Losses from cyberattacks increase

S&P Global analysts also expect the financial toll of these attacks to get worse as well, noting that “this upward trend is only natural given the increasing digitization of customer records and content.” The authors also note that sectors with the most sensitive data–healthcare and finance to name only two–have the greatest frequency of cyberattacks. The business problems that often result from a cyberattack, such as financial losses, contingent liabilities and business interruption makes the risk to an organization’s credit rating higher as well.
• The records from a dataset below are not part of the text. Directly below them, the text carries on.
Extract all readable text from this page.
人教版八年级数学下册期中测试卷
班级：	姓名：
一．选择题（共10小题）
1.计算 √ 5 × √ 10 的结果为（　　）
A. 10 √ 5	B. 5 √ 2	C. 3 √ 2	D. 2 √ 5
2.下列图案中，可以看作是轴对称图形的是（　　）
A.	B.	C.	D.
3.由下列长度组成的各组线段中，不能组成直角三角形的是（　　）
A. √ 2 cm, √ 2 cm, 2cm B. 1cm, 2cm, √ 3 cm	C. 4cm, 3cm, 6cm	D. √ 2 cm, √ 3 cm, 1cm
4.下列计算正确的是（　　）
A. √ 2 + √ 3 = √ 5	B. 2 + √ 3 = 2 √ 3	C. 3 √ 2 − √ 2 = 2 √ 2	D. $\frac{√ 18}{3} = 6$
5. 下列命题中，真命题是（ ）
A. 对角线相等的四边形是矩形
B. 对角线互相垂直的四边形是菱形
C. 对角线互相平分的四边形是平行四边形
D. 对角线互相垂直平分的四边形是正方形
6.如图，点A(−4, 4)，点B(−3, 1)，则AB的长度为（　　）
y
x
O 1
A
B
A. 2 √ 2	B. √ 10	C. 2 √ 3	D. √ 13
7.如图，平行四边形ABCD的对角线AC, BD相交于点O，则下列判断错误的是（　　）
SEE: “Browser in the Browser” attacks: A devastating new phishing technique arises

Healthcare companies faced the biggest increase in the average total cost of a data breach, with that financial hit passing $9 million in 2021, compared to $7 million in 2020. Hospitality and retail companies also saw significant increases in the average total cost of a data reach with both sectors dealing with an average cost of more than $3 million per incident.

The report authors also note the increase in attacks on software service providers, which increases systemic risk and highlights the need for those providers to improve their own strategy and spending around cybersecurity.